Auras echter Körper lag zusammengerollt da, ihr goldenes Fell war mit Schweiß verfilzt und mit schwarzen Flecken übersät, die wie Korrosion aussahen. Ihr kleiner Körper zuckte sporadisch, als wäre sie in einen unsichtbaren Kampf verwickelt, ihre Schnurrhaare zuckten, während sie nach Luft rang. Im Gegensatz zu Benji, dessen Rückschlag zwar heftig war, aber nicht lebensbedrohlich schien, sah Auras Zustand nicht gut aus, und die schwarzen Flecken breiteten sich mit jeder Sekunde weiter aus.
„Verdammt“, zischte Kain leise. Seine Hände ballten sich zu Fäusten, als er hilflos zusah, wie Aura und Benji, die ihm im Team am nächsten standen, sich vor Schmerzen krümmten. „Wir müssen etwas tun – schnell.“
Nadia kniete sich sofort neben Aura, zog ein Paar Handschuhe an, die mit Symbolen leuchteten, und drückte zwei Finger auf das weiche Fell an der Seite der Kreatur.

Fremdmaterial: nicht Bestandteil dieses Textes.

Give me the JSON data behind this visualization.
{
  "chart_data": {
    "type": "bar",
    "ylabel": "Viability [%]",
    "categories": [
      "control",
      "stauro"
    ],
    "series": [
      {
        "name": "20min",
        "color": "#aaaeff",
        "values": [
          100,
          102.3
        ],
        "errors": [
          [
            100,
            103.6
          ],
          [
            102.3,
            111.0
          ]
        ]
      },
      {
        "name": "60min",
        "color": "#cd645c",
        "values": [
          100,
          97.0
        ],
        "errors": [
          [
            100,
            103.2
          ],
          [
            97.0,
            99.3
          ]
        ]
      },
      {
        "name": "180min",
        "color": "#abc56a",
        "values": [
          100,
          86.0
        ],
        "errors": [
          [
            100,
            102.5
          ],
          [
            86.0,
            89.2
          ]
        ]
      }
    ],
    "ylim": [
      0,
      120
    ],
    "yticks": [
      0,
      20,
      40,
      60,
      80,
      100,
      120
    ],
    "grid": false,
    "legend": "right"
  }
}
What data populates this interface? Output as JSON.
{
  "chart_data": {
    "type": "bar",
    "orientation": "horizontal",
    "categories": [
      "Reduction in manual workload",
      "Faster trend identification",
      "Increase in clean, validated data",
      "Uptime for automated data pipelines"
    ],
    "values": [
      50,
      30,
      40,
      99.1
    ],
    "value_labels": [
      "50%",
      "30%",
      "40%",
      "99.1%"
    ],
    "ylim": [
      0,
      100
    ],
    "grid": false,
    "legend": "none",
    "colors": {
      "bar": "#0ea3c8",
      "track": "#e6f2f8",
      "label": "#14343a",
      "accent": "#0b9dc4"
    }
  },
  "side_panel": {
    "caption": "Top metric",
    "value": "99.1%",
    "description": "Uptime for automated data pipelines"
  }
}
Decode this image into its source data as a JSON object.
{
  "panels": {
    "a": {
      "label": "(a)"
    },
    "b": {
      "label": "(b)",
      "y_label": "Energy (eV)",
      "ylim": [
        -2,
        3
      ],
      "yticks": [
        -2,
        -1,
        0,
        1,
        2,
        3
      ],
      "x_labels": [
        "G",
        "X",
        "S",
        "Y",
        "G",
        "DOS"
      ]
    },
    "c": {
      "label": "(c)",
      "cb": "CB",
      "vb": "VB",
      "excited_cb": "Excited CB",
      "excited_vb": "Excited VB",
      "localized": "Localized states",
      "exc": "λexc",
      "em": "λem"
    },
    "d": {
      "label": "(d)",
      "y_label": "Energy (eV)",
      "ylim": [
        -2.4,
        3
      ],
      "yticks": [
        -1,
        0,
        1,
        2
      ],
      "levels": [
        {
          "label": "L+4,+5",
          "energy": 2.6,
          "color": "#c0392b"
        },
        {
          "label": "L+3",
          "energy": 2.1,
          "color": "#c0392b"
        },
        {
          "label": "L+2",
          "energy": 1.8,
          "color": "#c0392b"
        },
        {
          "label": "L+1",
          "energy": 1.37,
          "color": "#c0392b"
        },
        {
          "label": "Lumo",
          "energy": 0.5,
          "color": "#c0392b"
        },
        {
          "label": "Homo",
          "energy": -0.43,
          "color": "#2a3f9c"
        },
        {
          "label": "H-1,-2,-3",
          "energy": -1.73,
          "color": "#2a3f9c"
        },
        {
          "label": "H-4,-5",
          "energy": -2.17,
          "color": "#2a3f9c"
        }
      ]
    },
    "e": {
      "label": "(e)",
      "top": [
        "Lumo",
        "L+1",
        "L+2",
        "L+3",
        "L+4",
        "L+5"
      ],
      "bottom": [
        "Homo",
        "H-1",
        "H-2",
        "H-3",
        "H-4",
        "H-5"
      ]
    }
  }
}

Ihr Gesichtsausdruck verdüsterte sich. „Ihr Energiefluss ist völlig unregelmäßig. Was auch immer diese Verunreinigung ist … sie dringt mit jeder Sekunde tiefer ein.“
„Können wir sie reinigen?“, fragte Claudia.
Auf ihre Worte hin griff Kain bereits nach einer kleinen Phiole mit Reinigungselixier, einer schwächeren Version des Gefäßes der Reinigung, aus seinem Raumring. „Wenn wir schnell handeln …“
„Nein“, unterbrach Nadia ihn und schüttelte den Kopf. „Es ist unwahrscheinlich, dass irgendetwas, was wir zur Hand haben, wirksam genug ist, um das zu behandeln. Ganz zu schweigen davon, dass dies keine gewöhnliche Verderbnis zu sein scheint.
Normalerweise hat eine Verletzung oder Beschädigung des Vertrags keine solchen Auswirkungen auf den Bestienbändiger. Eine Verletzung sollte keine Gegenreaktion hervorrufen, sondern nur den Tod. Aber Aura ist noch nicht tot … Ich weiß nicht. Wenn wir die falsche Methode anwenden, könnten wir alles noch verschlimmern.“
Die Freude über den Erwerb des Kerns war nun vollständig verflogen. Ihr Plan war aufgegangen, aber zu welchem Preis?